I do not know The Answer. I just keep juggling, reframing, centering myself. And I pray a lot. I keep a lot inside - so it might surprise people to know just how much pain I am in - on a daily basis - over my brother's situation and my inability to do anything to change it significantly.
The other issues I faced in 2013 are insignificant by comparison with what happened to my brother. I'll save my frustration for my private journal, though I know sometimes that others find it useful to see their own frustrations are not unique, but shared.
I'll just say that I struggle with the way I use (or don't use) my time. I should have a lot more to show for the year's work than I do.
So. Breathing deeply. One thing I rarely lose: Hope. Capital-H Hope. And I am embracing this day as a day of quiet ritual, of active, moving affirmations devoted to the things I want in my life.
meditation
writing
fiber art
functional space (making this is what I do instead of 'decluttering')
clean hair
clean diet
tarot
drumming
tai chi, lots of movement
self-care simplified
Lately, I have been knitting these LOOOOOOONNNNNNG scarves.

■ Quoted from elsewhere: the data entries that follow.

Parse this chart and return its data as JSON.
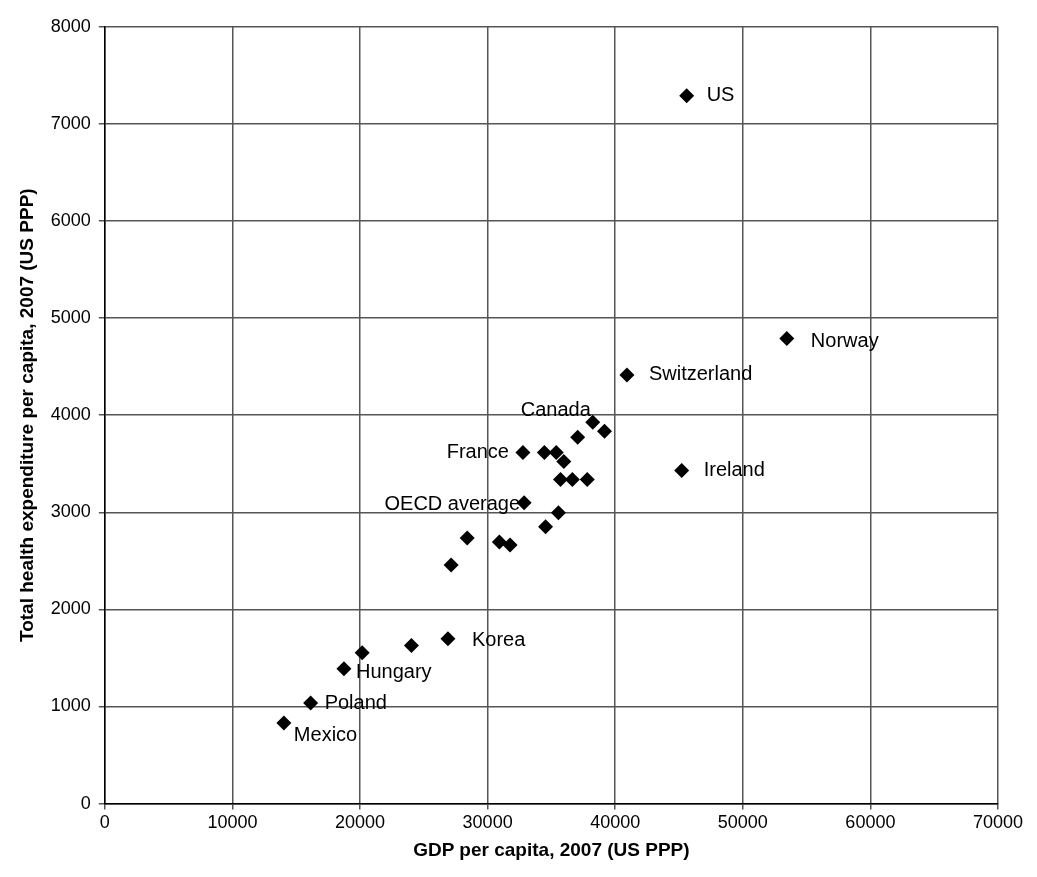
{
  "chart_data": {
    "type": "scatter",
    "xlabel": "GDP per capita, 2007 (US PPP)",
    "ylabel": "Total health expenditure per capita, 2007 (US PPP)",
    "x": [
      45600,
      53450,
      40920,
      45210,
      38240,
      39160,
      37060,
      32770,
      34450,
      35380,
      35970,
      35710,
      36640,
      37810,
      32860,
      35550,
      34540,
      28400,
      30920,
      31760,
      27140,
      26890,
      24030,
      20170,
      18740,
      16130,
      14030
    ],
    "series": [
      {
        "color": "#000000",
        "values": [
          7290,
          4790,
          4415,
          3430,
          3927,
          3834,
          3772,
          3617,
          3617,
          3617,
          3523,
          3337,
          3337,
          3337,
          3098,
          2995,
          2850,
          2736,
          2694,
          2663,
          2456,
          1699,
          1627,
          1554,
          1389,
          1036,
          829
        ]
      }
    ],
    "xlim": [
      0,
      70000
    ],
    "xticks": [
      0,
      10000,
      20000,
      30000,
      40000,
      50000,
      60000,
      70000
    ],
    "ylim": [
      0,
      8000
    ],
    "yticks": [
      0,
      1000,
      2000,
      3000,
      4000,
      5000,
      6000,
      7000,
      8000
    ],
    "grid": true,
    "legend": false,
    "marker": "diamond",
    "annotations": [
      {
        "text": "US",
        "x": 45600,
        "y": 7290
      },
      {
        "text": "Norway",
        "x": 53450,
        "y": 4790
      },
      {
        "text": "Switzerland",
        "x": 40920,
        "y": 4415
      },
      {
        "text": "Ireland",
        "x": 45210,
        "y": 3430
      },
      {
        "text": "Canada",
        "x": 38240,
        "y": 3927
      },
      {
        "text": "France",
        "x": 32770,
        "y": 3617
      },
      {
        "text": "OECD average",
        "x": 32860,
        "y": 3098
      },
      {
        "text": "Korea",
        "x": 26890,
        "y": 1699
      },
      {
        "text": "Hungary",
        "x": 18740,
        "y": 1389
      },
      {
        "text": "Poland",
        "x": 16130,
        "y": 1036
      },
      {
        "text": "Mexico",
        "x": 14030,
        "y": 829
      }
    ]
  }
}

Not as long as any of the Dr. Who scarves, but perhaps 7 feet. Haven't measured yet. Garter stitch, big needles, cotton & silk-rich Noro yarns . A little stockinette here and there to break up the garter. But utterly simple knitting overall. I won't say I meditate the whole time I am knitting these, but often enough that I am coming to think of them as my meditation.
And I am loving wearing the long scarf, the smooshiness of the big stitches, the generous wrap of beautiful fibers at my neck, the insouciant long swath of colors dangling down my body. Sounds like I'm writing an etsy description and I just may - may- have a shop opened this year. We shall see.
Meanwhile, I am just knitting right now. Thinking long thoughts. Meditating.
Inviting a few good things to a small party.